Además, hay científicos que advierten sobre un “efecto rebote” en las emisiones de dióxido de carbono. “Las enfermedades infecciosas se ven favorecidas por el cambio climático y la destrucción de la biodiversidad. Esto determinará que, por ejemplo, algunos vectores (como los mosquitos) extiendan sus territorios y, por lo tanto, el área de transmisión de enfermedades”, agregó Giambelluca, miembro de las campañas de Greenpeace Argentina.
“No dejan de impresionarse ciertos discursos en los cuales se evita adjudicar las causas a cuestiones como la destrucción de la naturaleza, el deterioro de los cuerpos, la mercantilización de la salud y la ineficiencia institucional”, apuntó el biólogo Guillermo Folguera.
Desde su perspectiva, este investigador del Conicet vinculó a la pandemia con el cóctel que representa “la degradación ambiental que, a su vez, genera la migración de diferentes tipos de patógenos a nuestros cuerpos.

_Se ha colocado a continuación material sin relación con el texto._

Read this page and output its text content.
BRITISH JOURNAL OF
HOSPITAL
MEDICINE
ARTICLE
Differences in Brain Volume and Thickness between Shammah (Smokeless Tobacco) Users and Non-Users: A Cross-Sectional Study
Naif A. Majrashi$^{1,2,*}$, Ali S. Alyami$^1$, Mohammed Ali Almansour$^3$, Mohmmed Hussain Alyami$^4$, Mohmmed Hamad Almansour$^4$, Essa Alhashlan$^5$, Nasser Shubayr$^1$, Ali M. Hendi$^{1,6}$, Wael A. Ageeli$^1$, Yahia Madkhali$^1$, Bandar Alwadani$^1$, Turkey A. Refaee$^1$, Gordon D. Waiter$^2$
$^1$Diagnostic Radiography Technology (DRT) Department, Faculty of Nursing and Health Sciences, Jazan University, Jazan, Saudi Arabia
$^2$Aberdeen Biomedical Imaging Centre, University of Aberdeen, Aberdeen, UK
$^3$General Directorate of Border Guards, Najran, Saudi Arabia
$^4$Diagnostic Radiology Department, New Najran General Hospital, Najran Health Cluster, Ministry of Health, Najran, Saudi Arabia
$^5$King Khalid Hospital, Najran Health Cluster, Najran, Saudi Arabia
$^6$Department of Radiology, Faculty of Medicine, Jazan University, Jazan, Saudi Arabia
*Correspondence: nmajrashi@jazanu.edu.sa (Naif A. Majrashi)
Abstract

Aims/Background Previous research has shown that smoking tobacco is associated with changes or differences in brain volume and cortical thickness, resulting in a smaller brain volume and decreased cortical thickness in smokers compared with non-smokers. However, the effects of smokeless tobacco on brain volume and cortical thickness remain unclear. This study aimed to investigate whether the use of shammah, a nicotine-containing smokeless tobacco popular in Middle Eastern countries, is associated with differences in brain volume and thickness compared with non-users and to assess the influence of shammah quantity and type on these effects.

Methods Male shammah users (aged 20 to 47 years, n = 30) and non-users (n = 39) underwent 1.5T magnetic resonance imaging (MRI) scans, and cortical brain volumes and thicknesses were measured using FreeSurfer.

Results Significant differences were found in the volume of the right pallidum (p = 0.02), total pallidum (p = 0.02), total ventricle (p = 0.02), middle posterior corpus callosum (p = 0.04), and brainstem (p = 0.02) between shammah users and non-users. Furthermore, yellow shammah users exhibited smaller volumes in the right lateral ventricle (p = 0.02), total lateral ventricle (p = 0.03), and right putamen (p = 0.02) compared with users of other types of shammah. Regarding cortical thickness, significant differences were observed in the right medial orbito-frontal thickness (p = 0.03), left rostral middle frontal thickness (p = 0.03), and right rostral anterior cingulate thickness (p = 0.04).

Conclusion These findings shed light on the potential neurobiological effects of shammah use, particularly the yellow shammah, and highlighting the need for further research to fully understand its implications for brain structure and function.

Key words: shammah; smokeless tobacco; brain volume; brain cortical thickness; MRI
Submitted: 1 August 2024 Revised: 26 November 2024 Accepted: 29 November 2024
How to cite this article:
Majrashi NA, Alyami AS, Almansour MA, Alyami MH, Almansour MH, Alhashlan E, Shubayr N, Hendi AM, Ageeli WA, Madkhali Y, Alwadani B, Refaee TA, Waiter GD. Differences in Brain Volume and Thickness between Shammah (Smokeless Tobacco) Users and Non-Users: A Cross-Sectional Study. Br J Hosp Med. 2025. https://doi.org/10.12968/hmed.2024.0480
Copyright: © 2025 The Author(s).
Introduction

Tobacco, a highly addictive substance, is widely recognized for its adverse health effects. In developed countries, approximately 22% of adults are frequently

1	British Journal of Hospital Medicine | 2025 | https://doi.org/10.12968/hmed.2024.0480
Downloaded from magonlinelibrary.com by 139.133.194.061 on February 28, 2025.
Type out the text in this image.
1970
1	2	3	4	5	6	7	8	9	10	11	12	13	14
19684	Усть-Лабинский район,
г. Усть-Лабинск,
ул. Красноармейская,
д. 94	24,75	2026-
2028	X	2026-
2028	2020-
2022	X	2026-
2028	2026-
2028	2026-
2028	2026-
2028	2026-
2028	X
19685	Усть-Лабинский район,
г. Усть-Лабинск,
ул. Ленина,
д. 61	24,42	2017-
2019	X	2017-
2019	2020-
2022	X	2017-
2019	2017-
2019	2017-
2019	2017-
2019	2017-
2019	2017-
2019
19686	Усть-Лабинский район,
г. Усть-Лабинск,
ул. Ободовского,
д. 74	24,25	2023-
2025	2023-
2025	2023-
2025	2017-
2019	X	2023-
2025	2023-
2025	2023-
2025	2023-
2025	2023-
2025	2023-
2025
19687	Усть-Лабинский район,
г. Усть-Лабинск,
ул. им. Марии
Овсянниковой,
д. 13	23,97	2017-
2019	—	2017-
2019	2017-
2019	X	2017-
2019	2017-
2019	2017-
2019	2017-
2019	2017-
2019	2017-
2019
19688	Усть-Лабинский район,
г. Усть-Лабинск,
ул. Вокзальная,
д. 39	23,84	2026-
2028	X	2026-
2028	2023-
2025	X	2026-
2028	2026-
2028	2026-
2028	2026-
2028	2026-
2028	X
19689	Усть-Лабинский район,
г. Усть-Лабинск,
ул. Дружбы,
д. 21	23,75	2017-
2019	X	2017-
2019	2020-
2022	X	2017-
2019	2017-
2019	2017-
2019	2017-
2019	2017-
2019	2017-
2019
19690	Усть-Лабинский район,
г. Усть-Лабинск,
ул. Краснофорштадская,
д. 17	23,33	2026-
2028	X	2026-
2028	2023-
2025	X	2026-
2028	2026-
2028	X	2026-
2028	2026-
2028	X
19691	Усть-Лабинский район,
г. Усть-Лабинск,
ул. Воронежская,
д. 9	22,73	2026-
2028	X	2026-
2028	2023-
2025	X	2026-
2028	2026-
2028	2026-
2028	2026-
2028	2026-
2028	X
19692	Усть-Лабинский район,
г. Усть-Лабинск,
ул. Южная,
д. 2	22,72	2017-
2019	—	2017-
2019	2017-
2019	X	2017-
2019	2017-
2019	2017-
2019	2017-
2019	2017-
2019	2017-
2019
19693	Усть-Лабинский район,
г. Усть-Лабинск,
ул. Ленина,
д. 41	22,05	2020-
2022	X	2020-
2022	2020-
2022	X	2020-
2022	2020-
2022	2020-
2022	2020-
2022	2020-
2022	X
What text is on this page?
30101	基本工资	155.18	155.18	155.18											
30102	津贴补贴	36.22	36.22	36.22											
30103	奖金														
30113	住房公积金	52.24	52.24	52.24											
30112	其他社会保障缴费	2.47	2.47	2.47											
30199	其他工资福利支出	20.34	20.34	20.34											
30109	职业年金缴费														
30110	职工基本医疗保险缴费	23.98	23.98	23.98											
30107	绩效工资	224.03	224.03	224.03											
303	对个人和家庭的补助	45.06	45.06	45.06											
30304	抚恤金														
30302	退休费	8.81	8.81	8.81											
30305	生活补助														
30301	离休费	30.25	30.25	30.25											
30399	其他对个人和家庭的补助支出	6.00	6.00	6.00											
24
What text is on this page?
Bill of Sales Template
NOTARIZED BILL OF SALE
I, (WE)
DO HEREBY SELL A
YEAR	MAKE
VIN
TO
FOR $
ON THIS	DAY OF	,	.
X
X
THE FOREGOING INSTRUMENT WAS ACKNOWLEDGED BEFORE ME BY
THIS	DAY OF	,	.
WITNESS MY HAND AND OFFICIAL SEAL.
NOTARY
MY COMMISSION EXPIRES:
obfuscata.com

Sumado a la situación de zonas con hacinamiento urbano y de bajas condiciones sanitarias”.
En un artículo reciente publicado en la revista “The Conversation”, los científicos franceses Rodolphe Gozlan y Sousshieta Jagadesh van más allá en la asociación. “A pesar de que más del 70% de los agentes infecciosos emergentes son zoonosis, la frecuencia de enfermedades asociadas tiende a aumentar con la pérdida de biodiversidad. El motivo es que la existencia de esa variedad de especies actúa como huésped y limita su transmisión”, detallaron los autores del artículo.
¿Y qué nos aguarda en el futuro? La ONG Greenpeace alertó sobre las consecuencias negativas de eventuales políticas de reactivación económica que incluyan “nuevas desregulaciones” y una flexibilización de los “estándares ambientales”. Destino que ya ocurrió luego de la crisis financiera de 2008.
Folguera, en tanto, planteó que la pandemia obliga a “repensar el vínculo entre territorio, salud y ambiente”, sin el cual “estaremos condenados a repetir escenarios y simplemente trabajar sobre las consecuencias”.